Les cycles économiques se suivent et ne se ressemblent jamais. À titre d’exemple, l’évolution du nouveau cycle inauguré par la crise de la COVID-19 au début de l’année 2020 s’est faite à une vitesse remarquable, de sorte que les écarts observés dans certains secteurs du crédit sont revenus à leurs plus bas niveaux du cycle précédent en l’espace de douze mois, alors qu’un tel processus devrait normalement prendre des années.

Les gestionnaires obligataires peuvent ajuster rapidement les trois dimensions de leur allocation de crédit – montant, qualité, duration – en fonction de l’évolution des conditions du marché.

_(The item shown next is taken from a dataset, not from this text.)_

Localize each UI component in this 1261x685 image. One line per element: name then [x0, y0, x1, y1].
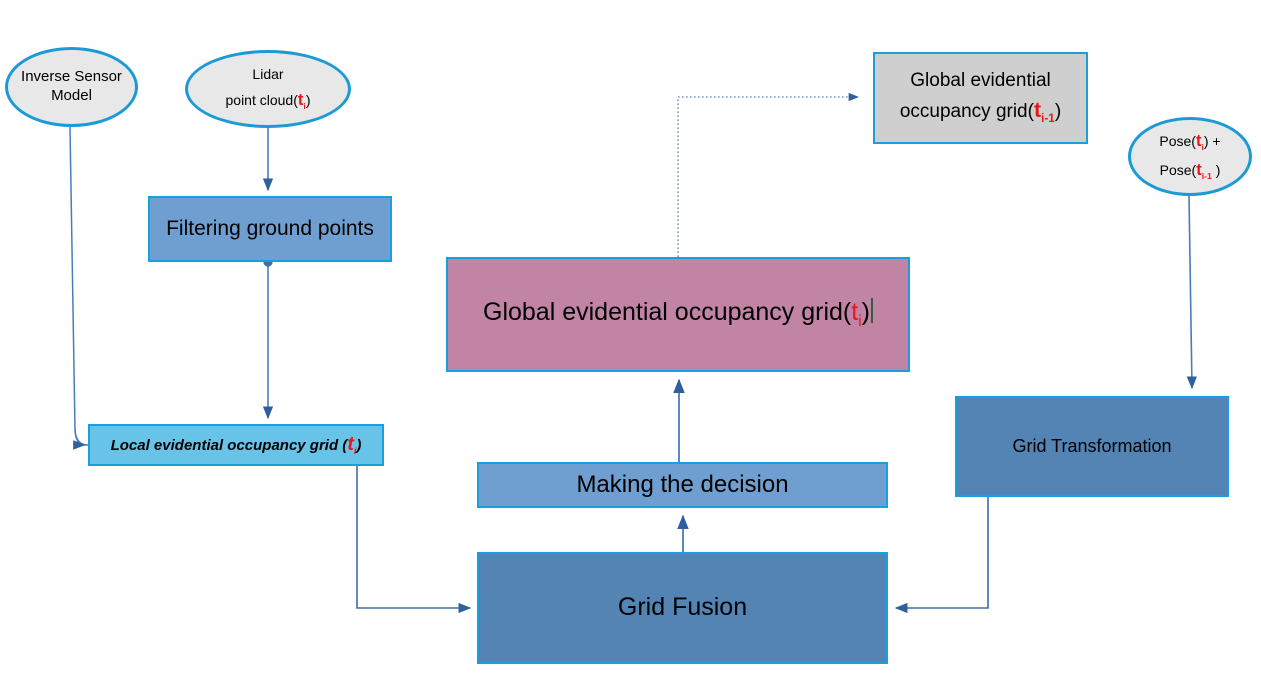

Cela peut se révéler particulièrement bénéfique au moment de la transition entre les différentes phases du cycle. Entre le milieu et la fin de cycle, par exemple, si vous basculez trop tôt votre allocation vers les taux, vous risquez de ne pas pouvoir tirer parti de la compression continue des écarts de crédit ; en revanche, si vous intervenez trop tard, vous risquez de subir des pertes liées à la valeur de marché, car les investisseurs commencent à craindre le segment plus à risque du crédit.

La démarcation n’apparaissant par clairement entre chacune des phases ci-dessus, nous estimons que la clé du maintien des rendements sur l’ensemble d’un cycle économique réside dans la souplesse. Cette approche tridimensionnelle du crédit nous confère toute la souplesse nécessaire pour cibler la valeur relative au fil du cycle et pour nous adapter aux caractéristiques uniques de chaque cycle au fur et à mesure de son évolution.